Jensen Huang Calls Chip Shortages 'Fantastic' as Nvidia Hits $130B Revenue

NVIDIA AI
Image: NVIDIA

"I love constraints. In a world of constraints, you have no choice but to choose the best."

That was Jensen Huang at the Morgan Stanley Technology, Media & Telecom conference this week, explaining why ongoing shortages of AI chips and memory components are actually good news for Nvidia. He went further: "I think the fact that everything is scarce is fantastic for us."

It's a striking bit of honesty from the CEO of a company now valued at roughly $4.5 trillion. When supply is tight across the board - memory chips, advanced packaging capacity, even basic components like multilayer ceramic capacitors - customers can't afford to experiment with second-tier options. They default to whoever offers the most proven, complete solution. That's Nvidia.

Huang emphasized that Nvidia's massive balance sheet lets the company lock up supply chain capacity before competitors can. He also pitched Nvidia as the only company that can help a customer "stand up an entire AI factory" from scratch, handling everything from chip supply through deployment.

The numbers back up the confidence. Nvidia reported $130.5 billion in revenue for 2025, more than doubling an already strong 2024. The vast majority came from data center customers building AI infrastructure.

Huang also signaled he wants DRAM manufacturers to expand production capacity, essentially telling memory chip makers: build more factories, and Nvidia will buy everything they produce.

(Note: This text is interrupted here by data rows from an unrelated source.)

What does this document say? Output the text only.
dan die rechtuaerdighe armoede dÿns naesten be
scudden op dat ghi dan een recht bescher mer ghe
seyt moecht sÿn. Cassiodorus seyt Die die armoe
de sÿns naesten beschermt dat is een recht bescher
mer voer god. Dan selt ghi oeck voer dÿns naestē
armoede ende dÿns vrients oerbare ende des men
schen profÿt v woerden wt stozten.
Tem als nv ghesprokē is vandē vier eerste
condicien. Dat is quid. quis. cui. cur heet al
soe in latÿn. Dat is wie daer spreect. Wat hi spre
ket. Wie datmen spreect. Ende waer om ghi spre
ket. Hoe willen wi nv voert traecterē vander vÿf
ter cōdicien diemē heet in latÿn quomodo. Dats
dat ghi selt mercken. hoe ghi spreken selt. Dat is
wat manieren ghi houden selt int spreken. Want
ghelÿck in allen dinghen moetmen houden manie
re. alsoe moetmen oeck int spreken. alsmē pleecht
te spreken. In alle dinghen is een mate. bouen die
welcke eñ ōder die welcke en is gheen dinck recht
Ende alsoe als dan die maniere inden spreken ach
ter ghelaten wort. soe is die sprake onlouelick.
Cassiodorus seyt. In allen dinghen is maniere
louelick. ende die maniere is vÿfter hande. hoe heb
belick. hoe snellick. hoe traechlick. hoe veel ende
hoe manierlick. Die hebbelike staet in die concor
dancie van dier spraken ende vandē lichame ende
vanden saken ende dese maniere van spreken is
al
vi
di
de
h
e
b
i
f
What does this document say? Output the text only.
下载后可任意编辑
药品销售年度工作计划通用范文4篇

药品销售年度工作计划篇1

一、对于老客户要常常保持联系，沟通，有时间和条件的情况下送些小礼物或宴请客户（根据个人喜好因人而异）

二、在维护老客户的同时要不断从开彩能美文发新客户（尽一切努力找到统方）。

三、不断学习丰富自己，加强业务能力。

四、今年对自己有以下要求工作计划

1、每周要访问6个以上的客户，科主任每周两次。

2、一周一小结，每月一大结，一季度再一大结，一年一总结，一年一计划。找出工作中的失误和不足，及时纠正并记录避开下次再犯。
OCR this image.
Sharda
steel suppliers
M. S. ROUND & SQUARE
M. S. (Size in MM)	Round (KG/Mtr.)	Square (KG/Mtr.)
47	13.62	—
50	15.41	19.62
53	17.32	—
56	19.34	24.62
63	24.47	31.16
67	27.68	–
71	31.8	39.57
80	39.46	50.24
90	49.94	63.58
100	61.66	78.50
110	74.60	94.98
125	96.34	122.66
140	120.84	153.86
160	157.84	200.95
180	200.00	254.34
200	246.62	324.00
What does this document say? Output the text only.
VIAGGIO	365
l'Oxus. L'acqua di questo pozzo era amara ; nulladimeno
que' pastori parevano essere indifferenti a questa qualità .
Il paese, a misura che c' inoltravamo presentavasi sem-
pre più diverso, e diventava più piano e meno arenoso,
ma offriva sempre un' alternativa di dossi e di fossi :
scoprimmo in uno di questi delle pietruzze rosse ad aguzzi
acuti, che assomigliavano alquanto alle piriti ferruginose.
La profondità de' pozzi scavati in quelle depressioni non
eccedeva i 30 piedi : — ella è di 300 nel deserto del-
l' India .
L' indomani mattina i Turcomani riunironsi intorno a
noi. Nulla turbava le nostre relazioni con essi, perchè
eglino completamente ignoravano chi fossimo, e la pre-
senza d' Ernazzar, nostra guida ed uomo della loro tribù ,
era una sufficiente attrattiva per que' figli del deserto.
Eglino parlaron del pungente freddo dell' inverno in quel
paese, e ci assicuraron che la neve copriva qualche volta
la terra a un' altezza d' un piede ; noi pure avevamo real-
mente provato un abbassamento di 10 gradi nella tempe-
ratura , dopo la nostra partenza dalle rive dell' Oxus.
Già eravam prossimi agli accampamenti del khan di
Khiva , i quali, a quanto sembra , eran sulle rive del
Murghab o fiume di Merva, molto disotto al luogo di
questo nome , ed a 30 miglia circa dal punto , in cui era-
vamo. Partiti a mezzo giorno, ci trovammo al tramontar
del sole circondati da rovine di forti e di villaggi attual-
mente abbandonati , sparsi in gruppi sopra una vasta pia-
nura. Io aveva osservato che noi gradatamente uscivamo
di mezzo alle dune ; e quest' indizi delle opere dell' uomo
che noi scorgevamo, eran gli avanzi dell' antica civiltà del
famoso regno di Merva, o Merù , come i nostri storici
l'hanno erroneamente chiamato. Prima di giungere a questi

For anyone building AI applications, the subtext matters. GPU and memory scarcity means cloud computing costs for AI workloads aren't coming down anytime soon. Companies like AWS, Google Cloud, and Azure pass component costs through to customers, so Huang's enthusiasm about tight supply translates directly into higher bills for the rest of the industry. When the most powerful person in AI hardware calls shortages "fantastic," it's a reminder that the economics of running AI at scale still favor the infrastructure sellers, not the buyers.